Dafür wollen Sie mit Reev und Ihrer Software für den Betrieb von Ladestationen sorgen. Ihre Zielgruppe sind vor allem Unternehmen ...
Genau. Denn dort bestehen ein großer Bedarf und noch viel mehr Potenzial. Bisher lag der Fokus beim Ausbau der Ladeinfrastruktur auf öffentlichen Stationen – oft von Energieversorgern aufgestellt und betrieben. Ich bin überzeugt, dass Firmenfuhrparks ein Schlüssel zum Erfolg der E-Mobilität sind. Denn wenn man ehrlich ist: Wo parken denn die meisten Autos für eine längere Zeit? Entweder zu Hause oder am Arbeitsplatz. Und wenn immer mehr Elektro-Autos zugelassen werden, können die nicht alle an den öffentlichen Ladesäulen Schlange stehen.
Und was genau bekommen Firmenfuhrparks von Reev?
Bei Ladestationen in Firmenfuhrparks gibt es ganz eigene Prozesse. Es müssen Poolfahrzeuge und Dienstwagen laden, hinzu kommen Gäste oder Mitarbeiter, die ihre privaten Fahrzeuge laden – möglicherweise jeder zu einem anderen Tarif. Das können sie mit einer Lösung, die ein Energieversorger zum Laden im öffentlichen Raum nutzt, nicht abbilden. Reev gibt Unternehmen eine Software an die Hand, mit der sie Ladestationen steuern und Ladevorgänge trennscharf abrechnen können.
Sie haben bisher rund 1 500 Kunden. Wie sieht das Setup bei den meisten dieser Unternehmen aus?
Viele haben an ihrem Standort eigene Elektriker, die die Installation vornehmen. Die kennen die Gebäude viel besser als wir. Alles, was die Elektriker brauchen, sind Wallboxen mit unserer Software. Diese bekommen sie im Elektrogroßhandel. Die Installation ist recht einfach – im Lieferumfang ist auch eine Anleitung enthalten. Uns ist es wichtig, Barrieren bei der Inbetriebnahme aller Komponenten zu senken.

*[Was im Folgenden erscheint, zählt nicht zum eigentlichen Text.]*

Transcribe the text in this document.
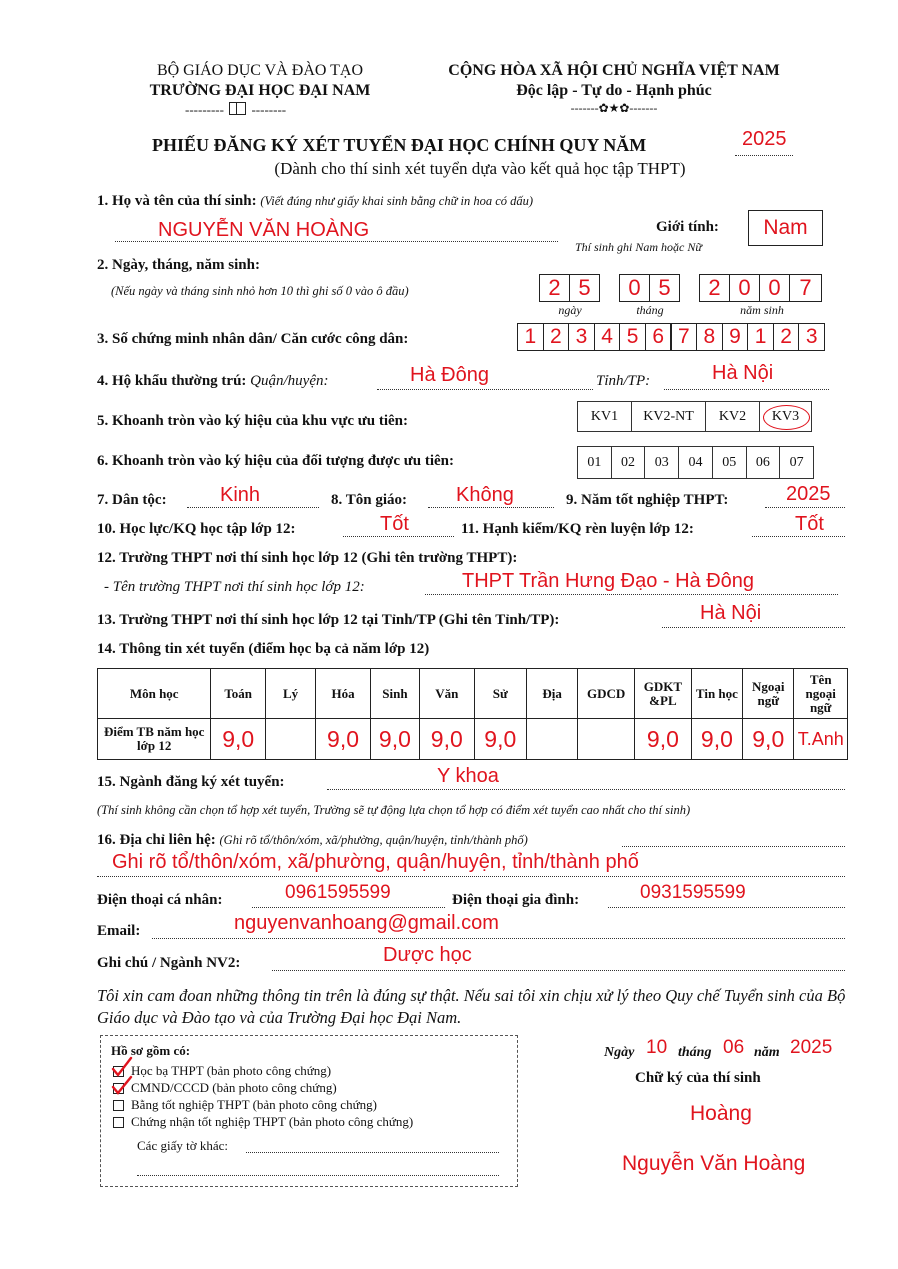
BỘ GIÁO DỤC VÀ ĐÀO TẠO
TRƯỜNG ĐẠI HỌC ĐẠI NAM
--------- --------
CỘNG HÒA XÃ HỘI CHỦ NGHĨA VIỆT NAM
Độc lập - Tự do - Hạnh phúc
-------✿★✿-------
PHIẾU ĐĂNG KÝ XÉT TUYỂN ĐẠI HỌC CHÍNH QUY NĂM	2025
(Dành cho thí sinh xét tuyển dựa vào kết quả học tập THPT)
1. Họ và tên của thí sinh: (Viết đúng như giấy khai sinh bằng chữ in hoa có dấu)
NGUYỄN VĂN HOÀNG	Giới tính:	Nam
Thí sinh ghi Nam hoặc Nữ
2. Ngày, tháng, năm sinh:
(Nếu ngày và tháng sinh nhỏ hơn 10 thì ghi số 0 vào ô đầu)	2 5	0 5	2 0 0 7
ngày	tháng	năm sinh
3. Số chứng minh nhân dân/ Căn cước công dân:	1 2 3 4 5 6 7 8 9 1 2 3
4. Hộ khẩu thường trú: Quận/huyện:	Hà Đông	Tỉnh/TP:	Hà Nội
5. Khoanh tròn vào ký hiệu của khu vực ưu tiên:	KV1	KV2-NT	KV2	KV3
6. Khoanh tròn vào ký hiệu của đối tượng được ưu tiên:	01	02	03	04	05	06	07
7. Dân tộc:	Kinh	8. Tôn giáo: Không	9. Năm tốt nghiệp THPT:	2025
10. Học lực/KQ học tập lớp 12:	Tốt	11. Hạnh kiểm/KQ rèn luyện lớp 12:	Tốt
12. Trường THPT nơi thí sinh học lớp 12 (Ghi tên trường THPT):
- Tên trường THPT nơi thí sinh học lớp 12:	THPT Trần Hưng Đạo - Hà Đông
13. Trường THPT nơi thí sinh học lớp 12 tại Tỉnh/TP (Ghi tên Tỉnh/TP):	Hà Nội
14. Thông tin xét tuyển (điểm học bạ cả năm lớp 12)
Môn học	Toán	Lý	Hóa	Sinh	Văn	Sử	Địa	GDCD	GDKT &PL	Tin học	Ngoại ngữ	Tên ngoại ngữ
Điểm TB năm học lớp 12	9,0		9,0	9,0	9,0	9,0			9,0	9,0	9,0	T.Anh
15. Ngành đăng ký xét tuyển:	Y khoa
(Thí sinh không cần chọn tổ hợp xét tuyển, Trường sẽ tự động lựa chọn tổ hợp có điểm xét tuyển cao nhất cho thí sinh)
16. Địa chỉ liên hệ: (Ghi rõ tổ/thôn/xóm, xã/phường, quận/huyện, tỉnh/thành phố)
Ghi rõ tổ/thôn/xóm, xã/phường, quận/huyện, tỉnh/thành phố
Điện thoại cá nhân:	0961595599	Điện thoại gia đình:	0931595599
Email:	nguyenvanhoang@gmail.com
Ghi chú / Ngành NV2:	Dược học
Tôi xin cam đoan những thông tin trên là đúng sự thật. Nếu sai tôi xin chịu xử lý theo Quy chế Tuyển sinh của Bộ Giáo dục và Đào tạo và của Trường Đại học Đại Nam.
Hồ sơ gồm có:
Học bạ THPT (bản photo công chứng)
CMND/CCCD (bản photo công chứng)
Bằng tốt nghiệp THPT (bản photo công chứng)
Chứng nhận tốt nghiệp THPT (bản photo công chứng)
Các giấy tờ khác:
Ngày 10 tháng 06 năm 2025
Chữ ký của thí sinh
Hoàng
Nguyễn Văn Hoàng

Anschließend scannen sie einen QR-Code auf der Wallbox, um die Software in Betrieb zu nehmen. Auch in der Folge bleiben wir meist im Hintergrund. Das heißt, das Unternehmen definiert die Tarife, zu denen etwa Gäste, Mitarbeiter, Dienstwagen und Poolfahrzeuge laden. Die Fahrer identifizieren sich oder die Fahrzeuge vor dem Laden mit einer Chipkarte. So können wir den Stromverbrauch zuordnen und im Namen des Unternehmens abrechnen. Einmal pro Monat erhält das Unternehmen eine Gutschrift für den verbrauchten Strom sowie eine Übersicht, um alles in seinem ERP-System einbuchen zu können.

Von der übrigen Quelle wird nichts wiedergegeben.